The females generally travel a route up through the Yukon and then west
through the foothills into the coastal plain. This migration has been
occurring, uninterrupted, for thousands of years. The Gwich'in people,
who have lived in the region for at least 20,000 years, and regard the
coastal plain's birthing grounds as sacred, still depend on the Porcupine
herd for both food and clothing.
There are
currently about 7,000 Gwich'in people living in or near 14 villages scattered
throughout the Porcupine herd's range in Alaska and the Yukon. The tribe
once numbered about 150,000 but like many native groups, was decimated
by war and disease. The Porcupine herd numbers have slowly been declining,
due to climate change and other causes. The number is now believed to
be about 130,000 or less - down from about 150,000 a few years ago
The Canadian
government has protected their portion of range of the caribou by creating
Ivvavik and Vuntut national parks. However as we know, the US government
has not protected perhaps the most critical portion of their habitat -
the 1.5 million acre coastal plain where the calves are born. It is generally
assumed that oil development on the coastal plain would severely impact,
if not destroy the herd.
After I return
to camp, we all notice a large number of caribou grazing on the other
side of the river, downstream from where we had hiked the night before.
We decide to cross the river again in the raft and carefully make our
way up towards the hill they are on. We decide to climb a small hill and
hide behind a bluff where we can still see them. After a while, they start
coming our way - we keep very still while this happens.

Oblivious
to our presence, they passed right below and above us.

We can see
them really tearing into the willows - pulling off the leaves and eating
them.

We are close
enough to really watch their behavior and it is fascinating. They scratch
themselves with their huge antlers, which they can gingerly maneuver into
place to scratch the bottom of a foot, or the hind quarters.
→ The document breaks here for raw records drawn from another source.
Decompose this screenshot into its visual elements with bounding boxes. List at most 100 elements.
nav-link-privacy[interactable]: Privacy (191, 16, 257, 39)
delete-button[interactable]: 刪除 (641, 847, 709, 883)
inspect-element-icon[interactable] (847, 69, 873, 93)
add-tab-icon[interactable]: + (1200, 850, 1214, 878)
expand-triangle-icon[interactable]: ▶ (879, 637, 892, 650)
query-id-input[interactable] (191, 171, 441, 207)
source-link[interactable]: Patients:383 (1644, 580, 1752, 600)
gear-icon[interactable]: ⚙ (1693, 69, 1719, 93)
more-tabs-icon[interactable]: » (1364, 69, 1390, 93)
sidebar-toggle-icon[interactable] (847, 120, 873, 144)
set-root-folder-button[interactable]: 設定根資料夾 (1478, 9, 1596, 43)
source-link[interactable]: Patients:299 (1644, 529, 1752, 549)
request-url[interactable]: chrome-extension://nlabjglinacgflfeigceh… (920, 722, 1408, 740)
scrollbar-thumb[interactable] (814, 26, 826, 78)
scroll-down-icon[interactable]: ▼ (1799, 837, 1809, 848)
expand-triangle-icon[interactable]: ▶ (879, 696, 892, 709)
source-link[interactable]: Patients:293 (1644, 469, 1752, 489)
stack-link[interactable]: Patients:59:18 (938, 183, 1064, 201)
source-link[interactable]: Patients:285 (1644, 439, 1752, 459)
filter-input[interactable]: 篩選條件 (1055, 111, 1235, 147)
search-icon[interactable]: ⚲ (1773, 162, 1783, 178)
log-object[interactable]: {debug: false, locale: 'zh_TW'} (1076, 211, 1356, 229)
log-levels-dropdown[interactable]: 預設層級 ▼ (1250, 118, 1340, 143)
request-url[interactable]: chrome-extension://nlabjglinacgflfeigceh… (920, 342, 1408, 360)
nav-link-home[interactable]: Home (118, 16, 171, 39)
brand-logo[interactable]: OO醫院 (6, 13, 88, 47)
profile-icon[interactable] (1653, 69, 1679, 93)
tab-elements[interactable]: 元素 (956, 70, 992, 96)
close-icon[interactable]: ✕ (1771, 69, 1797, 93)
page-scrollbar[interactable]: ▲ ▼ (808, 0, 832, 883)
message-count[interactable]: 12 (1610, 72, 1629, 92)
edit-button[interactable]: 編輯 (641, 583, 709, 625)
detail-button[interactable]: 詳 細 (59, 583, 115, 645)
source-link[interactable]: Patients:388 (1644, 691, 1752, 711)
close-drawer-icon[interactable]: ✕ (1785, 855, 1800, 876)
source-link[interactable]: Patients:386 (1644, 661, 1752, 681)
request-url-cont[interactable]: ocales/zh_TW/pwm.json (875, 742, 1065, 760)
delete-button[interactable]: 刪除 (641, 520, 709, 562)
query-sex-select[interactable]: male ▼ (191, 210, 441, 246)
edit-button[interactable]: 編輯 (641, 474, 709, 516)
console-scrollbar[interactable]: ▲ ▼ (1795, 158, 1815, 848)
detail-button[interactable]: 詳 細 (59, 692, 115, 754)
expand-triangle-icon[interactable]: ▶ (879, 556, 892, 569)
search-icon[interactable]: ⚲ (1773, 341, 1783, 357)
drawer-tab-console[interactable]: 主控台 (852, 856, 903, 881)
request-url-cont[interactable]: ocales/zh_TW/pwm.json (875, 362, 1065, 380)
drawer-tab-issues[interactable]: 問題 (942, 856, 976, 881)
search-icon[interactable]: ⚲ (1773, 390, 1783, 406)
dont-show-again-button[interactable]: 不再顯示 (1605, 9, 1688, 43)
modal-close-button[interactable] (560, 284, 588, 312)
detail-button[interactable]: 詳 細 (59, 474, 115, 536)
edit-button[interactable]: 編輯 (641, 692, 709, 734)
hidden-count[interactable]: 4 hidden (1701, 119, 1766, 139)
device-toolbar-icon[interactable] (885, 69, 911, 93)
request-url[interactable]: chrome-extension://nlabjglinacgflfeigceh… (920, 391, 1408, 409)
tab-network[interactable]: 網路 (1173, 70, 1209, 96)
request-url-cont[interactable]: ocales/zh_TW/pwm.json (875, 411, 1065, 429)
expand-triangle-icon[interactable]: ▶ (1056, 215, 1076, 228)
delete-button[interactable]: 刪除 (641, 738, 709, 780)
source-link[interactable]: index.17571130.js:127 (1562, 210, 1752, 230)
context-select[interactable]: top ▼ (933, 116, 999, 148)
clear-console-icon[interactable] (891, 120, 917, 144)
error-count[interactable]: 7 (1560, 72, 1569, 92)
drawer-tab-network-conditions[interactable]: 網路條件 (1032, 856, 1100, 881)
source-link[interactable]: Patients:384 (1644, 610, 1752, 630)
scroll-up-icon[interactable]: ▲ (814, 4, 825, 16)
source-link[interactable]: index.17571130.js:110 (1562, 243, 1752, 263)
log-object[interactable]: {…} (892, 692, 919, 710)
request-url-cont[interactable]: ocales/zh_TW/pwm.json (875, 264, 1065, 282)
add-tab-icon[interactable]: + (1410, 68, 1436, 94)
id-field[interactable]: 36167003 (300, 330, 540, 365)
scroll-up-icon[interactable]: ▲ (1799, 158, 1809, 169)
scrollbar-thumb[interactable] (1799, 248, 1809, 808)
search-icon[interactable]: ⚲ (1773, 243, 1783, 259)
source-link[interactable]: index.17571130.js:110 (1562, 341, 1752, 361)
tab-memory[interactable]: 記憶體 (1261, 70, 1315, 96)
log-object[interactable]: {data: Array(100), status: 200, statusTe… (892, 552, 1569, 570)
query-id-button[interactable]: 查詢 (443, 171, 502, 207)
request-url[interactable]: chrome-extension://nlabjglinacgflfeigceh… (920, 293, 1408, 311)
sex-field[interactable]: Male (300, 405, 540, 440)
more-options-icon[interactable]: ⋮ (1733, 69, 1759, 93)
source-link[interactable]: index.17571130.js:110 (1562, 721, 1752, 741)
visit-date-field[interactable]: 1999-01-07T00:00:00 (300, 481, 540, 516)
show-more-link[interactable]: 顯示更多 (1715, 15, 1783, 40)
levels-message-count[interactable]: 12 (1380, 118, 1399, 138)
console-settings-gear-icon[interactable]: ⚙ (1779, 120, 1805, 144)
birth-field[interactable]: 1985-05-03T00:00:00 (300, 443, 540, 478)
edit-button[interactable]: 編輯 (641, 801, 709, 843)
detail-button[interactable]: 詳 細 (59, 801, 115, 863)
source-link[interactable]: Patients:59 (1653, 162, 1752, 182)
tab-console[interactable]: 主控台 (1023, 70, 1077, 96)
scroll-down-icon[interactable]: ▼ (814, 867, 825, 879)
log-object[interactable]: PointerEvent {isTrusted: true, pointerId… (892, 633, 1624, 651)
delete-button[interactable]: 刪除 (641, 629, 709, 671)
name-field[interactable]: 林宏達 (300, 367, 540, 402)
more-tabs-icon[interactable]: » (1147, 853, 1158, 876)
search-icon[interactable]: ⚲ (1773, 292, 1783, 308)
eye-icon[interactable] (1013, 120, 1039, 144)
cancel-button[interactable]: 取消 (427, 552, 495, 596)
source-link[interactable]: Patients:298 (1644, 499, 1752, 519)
Using the
video camera, I film at close range while we watch for perhaps a half
hour to an hour.
Then they
all move out to a gravel bar near the river and we see them, one by one,
swim across the current. What an incredible show! Just as they are leaving
the area, the plane carrying Group 2 arrives, so I film it coming in to
land on the other side of the river. We then head back to greet them.
It is already
really clear to me why people have referred to the Arctic Refuge as America's
Serengeti. Today's experience provides a great example. Here, one is witness
to wildlife on a scale not seen in the continental United States since
the early 1800s. What it must have been like to see the buffalo range
unobstructed across the great plains! - or to see enormous herds of antelope
gathered en masse. The Arctic Refuge protects a complete and dynamic ecosystem
unlike any other on the planet. Its remoteness has saved it until now,
however this has also nearly been its undoing, lying so distant from the
lives of those of us who can help keep it intact.